Photos can be produced in unlimited numbers and the general public is very aware of how easy it is to get a photo reprinted. In comparison, an oil painting or watercolour is perceived as being a one-off and therefore of more value. To create a similar value, many photographers are selling their images in limited editions.

Limited editions vary from 9 or 15 to the more general 100 or 200, right up to 1000 and 2000. The higher the edition number, the less relevant the 'limit' is.

Some photographers and artists have several limited editions for each image - an edition of 10 for a big print, an edition of 100 for a small print, and an edition of another 100 if they sell the first two. It's okay to have different editions for different print sizes, as long as you do this at the start. It is not okay to extend an edition into other sizes if you're lucky enough to sell out of your first edition.


So, the prints are framed and the exhibition has been hung in the venue. Everything looks great, the floor has been swept and you're sitting at the gallery, waiting, waiting, waiting…

Exhibitions need publicity. If your gallery is in a busy shopping area, it still needs publicity.

More established galleries have a clientele and an on-going marketing program to ensure a thoroughfare of visitors. There's nothing like receiving an invitation to get you to a gallery - people like to be invited.

Most exhibitions have an opening night, but it is not essential. If you do, it is usual to arrange drinks and nibbles, plus you'll need someone to serve them. Family and friends can do a wonderful job, drinks can probably be delivered by a local pub and food by a caterer. Of course, the more you do yourself, the less it will cost because an opening night can significantly increase your exhibition budget.

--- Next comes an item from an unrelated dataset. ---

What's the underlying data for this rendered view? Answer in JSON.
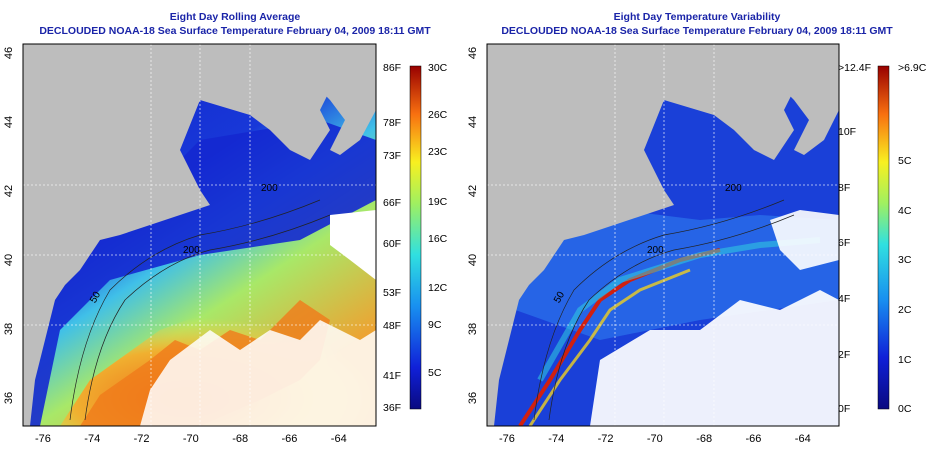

I wrote a story about Stavros Pippos several years ago in Better Photography (Shades of Ochre). In it, Stavros described how he exhibited his work and while sales were good, he also sold a lot of books which he produced to coincide with the exhibition. He found that the many people who didn't want to spend $1000 on a print were happy to outlay $60 to $80 for a book. I have followed Stavros' advice myself and found it to work very well.

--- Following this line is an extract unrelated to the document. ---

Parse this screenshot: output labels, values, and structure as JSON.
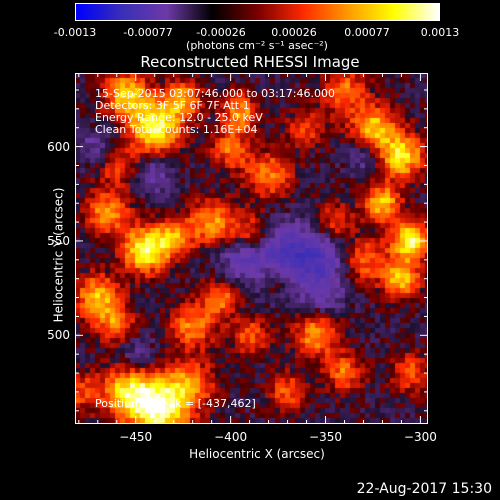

So how much should you charge for your prints? This is totally up to you, but you need to factor in not only the cost of the print and frame, but the gallery commission (or rent), and the cost of the frames you don't sell.

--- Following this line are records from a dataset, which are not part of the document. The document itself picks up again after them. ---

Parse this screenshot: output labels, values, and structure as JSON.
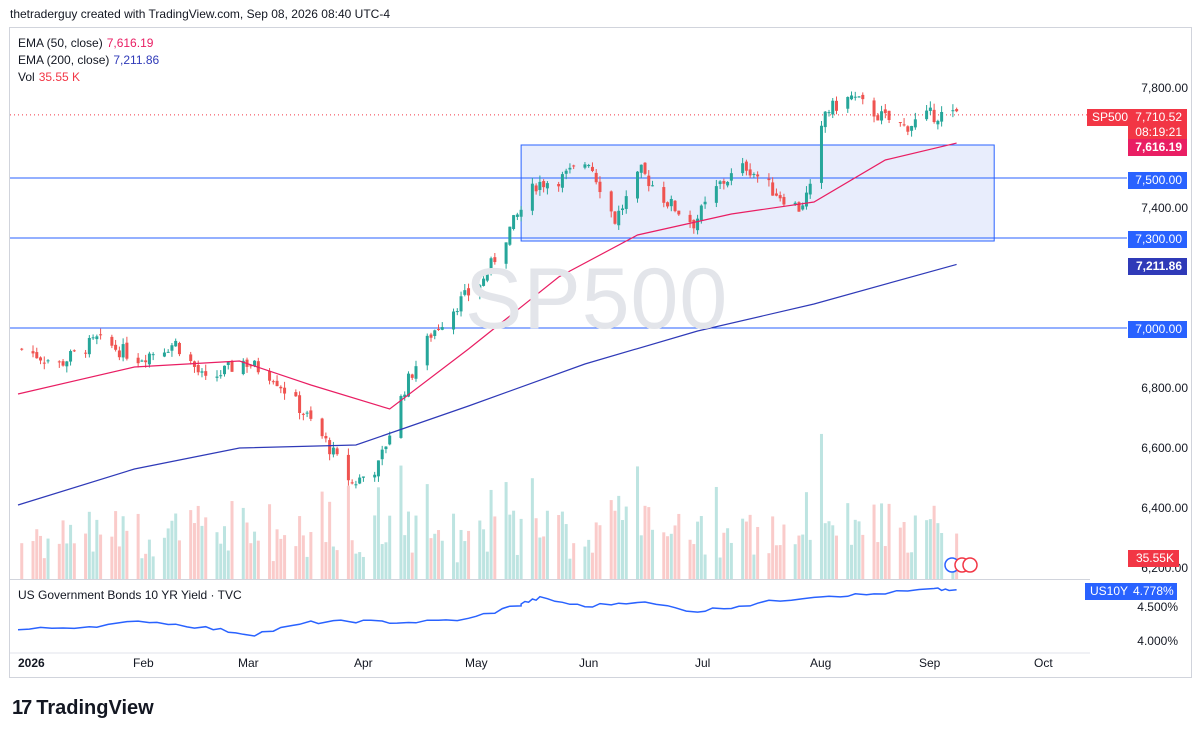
{
  "header": {
    "text": "thetraderguy created with TradingView.com, Sep 08, 2026 08:40 UTC-4"
  },
  "legend": {
    "ema50": {
      "label": "EMA (50, close)",
      "value": "7,616.19",
      "color": "#e91e63"
    },
    "ema200": {
      "label": "EMA (200, close)",
      "value": "7,211.86",
      "color": "#2f3ab8"
    },
    "vol": {
      "label": "Vol",
      "value": "35.55 K",
      "color": "#f23645"
    }
  },
  "watermark": "SP500",
  "price_axis": [
    "7,800.00",
    "7,400.00",
    "6,800.00",
    "6,600.00",
    "6,400.00",
    "6,200.00"
  ],
  "tags": {
    "symbol": "SP500",
    "last_price": "7,710.52",
    "countdown": "08:19:21",
    "ema50": "7,616.19",
    "level_7500": "7,500.00",
    "level_7300": "7,300.00",
    "ema200": "7,211.86",
    "level_7000": "7,000.00",
    "volume": "35.55K",
    "bond_symbol": "US10Y",
    "bond_value": "4.778%"
  },
  "pane2": {
    "title": "US Government Bonds 10 YR Yield · TVC",
    "axis": [
      "4.500%",
      "4.000%"
    ]
  },
  "x_axis": [
    "2026",
    "Feb",
    "Mar",
    "Apr",
    "May",
    "Jun",
    "Jul",
    "Aug",
    "Sep",
    "Oct"
  ],
  "footer": {
    "brand": "TradingView"
  },
  "colors": {
    "up": "#26a69a",
    "down": "#ef5350",
    "ema50": "#e91e63",
    "ema200": "#2f3ab8",
    "level": "#2962ff",
    "box_fill": "#e8edfc",
    "bond": "#2962ff"
  },
  "chart_data": {
    "type": "candlestick",
    "title": "SP500",
    "x_range": [
      "2026-01-01",
      "2026-10-01"
    ],
    "ylim": [
      6150,
      7900
    ],
    "horizontal_levels": [
      7500,
      7300,
      7000
    ],
    "range_box": {
      "from": "2026-05-15",
      "to": "2026-09-18",
      "price_top": 7610,
      "price_bottom": 7290
    },
    "last_price": 7710.52,
    "series": [
      {
        "name": "SP500",
        "close_path": [
          [
            "2026-01-02",
            6930
          ],
          [
            "2026-01-12",
            6880
          ],
          [
            "2026-01-22",
            6960
          ],
          [
            "2026-02-02",
            6900
          ],
          [
            "2026-02-12",
            6950
          ],
          [
            "2026-02-20",
            6820
          ],
          [
            "2026-03-02",
            6890
          ],
          [
            "2026-03-10",
            6840
          ],
          [
            "2026-03-18",
            6720
          ],
          [
            "2026-03-24",
            6620
          ],
          [
            "2026-03-31",
            6480
          ],
          [
            "2026-04-07",
            6540
          ],
          [
            "2026-04-14",
            6800
          ],
          [
            "2026-04-21",
            6980
          ],
          [
            "2026-04-28",
            7080
          ],
          [
            "2026-05-05",
            7160
          ],
          [
            "2026-05-12",
            7330
          ],
          [
            "2026-05-19",
            7480
          ],
          [
            "2026-05-26",
            7500
          ],
          [
            "2026-06-02",
            7560
          ],
          [
            "2026-06-09",
            7360
          ],
          [
            "2026-06-16",
            7520
          ],
          [
            "2026-06-23",
            7420
          ],
          [
            "2026-06-30",
            7350
          ],
          [
            "2026-07-07",
            7480
          ],
          [
            "2026-07-14",
            7540
          ],
          [
            "2026-07-21",
            7460
          ],
          [
            "2026-07-28",
            7400
          ],
          [
            "2026-07-31",
            7460
          ],
          [
            "2026-08-04",
            7720
          ],
          [
            "2026-08-11",
            7770
          ],
          [
            "2026-08-18",
            7710
          ],
          [
            "2026-08-25",
            7670
          ],
          [
            "2026-09-01",
            7710
          ],
          [
            "2026-09-08",
            7710.52
          ]
        ]
      },
      {
        "name": "EMA (50, close)",
        "values": [
          [
            "2026-01-01",
            6780
          ],
          [
            "2026-02-01",
            6870
          ],
          [
            "2026-03-01",
            6890
          ],
          [
            "2026-03-20",
            6810
          ],
          [
            "2026-04-10",
            6730
          ],
          [
            "2026-05-01",
            6930
          ],
          [
            "2026-05-25",
            7170
          ],
          [
            "2026-06-15",
            7310
          ],
          [
            "2026-07-10",
            7380
          ],
          [
            "2026-08-01",
            7420
          ],
          [
            "2026-08-20",
            7560
          ],
          [
            "2026-09-08",
            7616.19
          ]
        ]
      },
      {
        "name": "EMA (200, close)",
        "values": [
          [
            "2026-01-01",
            6410
          ],
          [
            "2026-02-01",
            6530
          ],
          [
            "2026-03-01",
            6600
          ],
          [
            "2026-04-01",
            6610
          ],
          [
            "2026-05-01",
            6740
          ],
          [
            "2026-06-01",
            6880
          ],
          [
            "2026-07-01",
            6990
          ],
          [
            "2026-08-01",
            7080
          ],
          [
            "2026-09-08",
            7211.86
          ]
        ]
      }
    ],
    "bond_series": {
      "name": "US Government Bonds 10 YR Yield",
      "ylim": [
        3.85,
        4.85
      ],
      "values": [
        [
          "2026-01-01",
          4.17
        ],
        [
          "2026-01-20",
          4.22
        ],
        [
          "2026-02-05",
          4.3
        ],
        [
          "2026-02-20",
          4.2
        ],
        [
          "2026-03-05",
          4.1
        ],
        [
          "2026-03-20",
          4.28
        ],
        [
          "2026-04-01",
          4.3
        ],
        [
          "2026-04-15",
          4.28
        ],
        [
          "2026-05-01",
          4.33
        ],
        [
          "2026-05-15",
          4.55
        ],
        [
          "2026-05-20",
          4.65
        ],
        [
          "2026-06-01",
          4.52
        ],
        [
          "2026-06-15",
          4.6
        ],
        [
          "2026-07-01",
          4.45
        ],
        [
          "2026-07-15",
          4.55
        ],
        [
          "2026-08-01",
          4.68
        ],
        [
          "2026-08-15",
          4.7
        ],
        [
          "2026-09-01",
          4.78
        ],
        [
          "2026-09-08",
          4.778
        ]
      ]
    }
  }
}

Let's take an example. Say you sell your print for $600. Deduct one third commission ($200) and the cost of the print and frame - say another $200. This leaves you with $200 'profit'. Let's say you have 12 prints and you sell six of them - a good result. The profit from the six you sell (6 x $200 = $1200) will pay for the prints and frames for the ones you didn't sell. And there is no allowance for your opening night expenses. So, good exposure, but no profit.

Let's put the price up to $900. Now you are making $400 profit per print, but you might only sell four of the 12 prints. That leaves you with $1600 to cover the $1600 it cost to make the eight prints that didn't sell. Again, no profit.

Now deduct the cost of your time sitting with the exhibition, not to mention taking the photos and preparing the prints. There are many ways to cut costs, but how photographers charging $400 to $600 a print can make it work in a gallery situation I don't know! Chances are they can't, so there must be something else in it for them.

There is. We all have to start somewhere, so the object when you begin exhibiting your work isn't to make a huge profit, rather to be 'collected' and purchased. Then, over time, you can build your profile and increase your prices to a profitable point.

In any event, exhibiting your work is a lot of fun and worthwhile doing at least once. Why not set yourself an exhibition as a project for next year - you'll be amazed how quickly the time passes!

This is an office-turned-gallery where Tania Niwa, David Oliver, Jo Felk and I exhibited in Neutral Bay many years ago. We tried small prints because a previous photographer had been very successful - unfortunately, we weren't so successful with this size, at least not in this area with this clientele. Also, the gallery was up a set of stairs, so we didn't have a lot of passing trade. Location, location, location and lots of marketing are essential.